Absolutely, Jeffersonian, like I said – I won’t defend those things (or many others). On the other hand, part of that surplus-to-deficit was defense spending directly related to the war.
And Geithner tells us this!!!!!?
Let me get this straight. Now the financial sector, by limiting salaries and benefits, will bear their share of the burden? Not to be a jerk, but it’s actually my children and grandchildren who will bear this burden, created by a winking partnership between Wall Street and Capitol Hill.
And now we’re going to vote on the biggest redistribution of wealth in history–taking from our future generations to spend today. This is what the new era of responsibility means?

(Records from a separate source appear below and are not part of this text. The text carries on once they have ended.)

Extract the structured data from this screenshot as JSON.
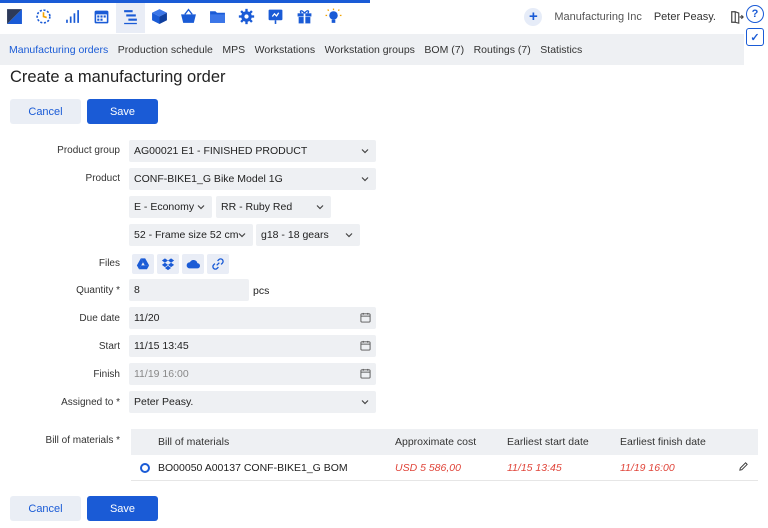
{
  "header": {
    "company": "Manufacturing Inc",
    "user": "Peter Peasy.",
    "apps": [
      {
        "icon": "dashboard-icon"
      },
      {
        "icon": "crm-icon"
      },
      {
        "icon": "bar-chart-icon"
      },
      {
        "icon": "calendar-icon"
      },
      {
        "icon": "production-icon",
        "active": true
      },
      {
        "icon": "inventory-box-icon"
      },
      {
        "icon": "basket-icon"
      },
      {
        "icon": "folder-icon"
      },
      {
        "icon": "gear-icon"
      },
      {
        "icon": "dashboard-screen-icon"
      },
      {
        "icon": "gift-icon"
      },
      {
        "icon": "lightbulb-icon"
      }
    ]
  },
  "side": {
    "help": "?",
    "check": "✓"
  },
  "subnav": {
    "items": [
      {
        "label": "Manufacturing orders",
        "active": true
      },
      {
        "label": "Production schedule"
      },
      {
        "label": "MPS"
      },
      {
        "label": "Workstations"
      },
      {
        "label": "Workstation groups"
      },
      {
        "label": "BOM (7)"
      },
      {
        "label": "Routings (7)"
      },
      {
        "label": "Statistics"
      }
    ]
  },
  "page": {
    "title": "Create a manufacturing order"
  },
  "actions": {
    "cancel": "Cancel",
    "save": "Save"
  },
  "form": {
    "product_group_label": "Product group",
    "product_group_value": "AG00021 E1 - FINISHED PRODUCT",
    "product_label": "Product",
    "product_value": "CONF-BIKE1_G Bike Model 1G",
    "option_economy": "E - Economy",
    "option_color": "RR - Ruby Red",
    "option_frame": "52 - Frame size 52 cm",
    "option_gears": "g18 - 18 gears",
    "files_label": "Files",
    "quantity_label": "Quantity *",
    "quantity_value": "8",
    "quantity_unit": "pcs",
    "due_date_label": "Due date",
    "due_date_value": "11/20",
    "start_label": "Start",
    "start_value": "11/15 13:45",
    "finish_label": "Finish",
    "finish_value": "11/19 16:00",
    "assigned_label": "Assigned to *",
    "assigned_value": "Peter Peasy.",
    "bom_label": "Bill of materials *"
  },
  "bom_table": {
    "headers": [
      "Bill of materials",
      "Approximate cost",
      "Earliest start date",
      "Earliest finish date"
    ],
    "rows": [
      {
        "name": "BO00050 A00137 CONF-BIKE1_G BOM",
        "cost": "USD 5 586,00",
        "start": "11/15 13:45",
        "finish": "11/19 16:00"
      }
    ]
  },
  "colors": {
    "accent": "#1a5bd6",
    "warning": "#e0453a",
    "field_bg": "#eef0f3"
  }
}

#8 Bro Michael, Boy have you got it straight. I might add if it were not for WWII we would have really had a bigger “doozee” of a depression. Oh and it seems were not even close yet to the 25% unemployed figure of our Great Depression in the 20’s and 30’s.
#11
There’s no reason the wars couldn’t have been paid for through tax increases. I’d argue that they should have been paid for entirely through fuel taxes. Foreign oil has an enormous hidden cost (that’s not so hidden any more) and I’m all in favor of that hidden cost being borne out by the consumer.
Back to the quote at hand:
[blockquote]“There is a deep sense across the country that those who are not responsible for this crisis are bearing a greater burden than those who were.”[/blockquote]
This seems to me a tautological statement. Isn’t the entire point of a bailout to reward foolishness, incompetence, venality and irresponsbility at the expense of the rational, competent, honest and responsible? And, as Spencer once observed, the ultimate effect of all this is to populate the world with fools.
I lost my job in October, and I still have to pay income and property taxes. Where’s my bailout?
I thought “No Child Left Behind” was crafted by Ted Kennedy, in a move for bi-partisanship by W?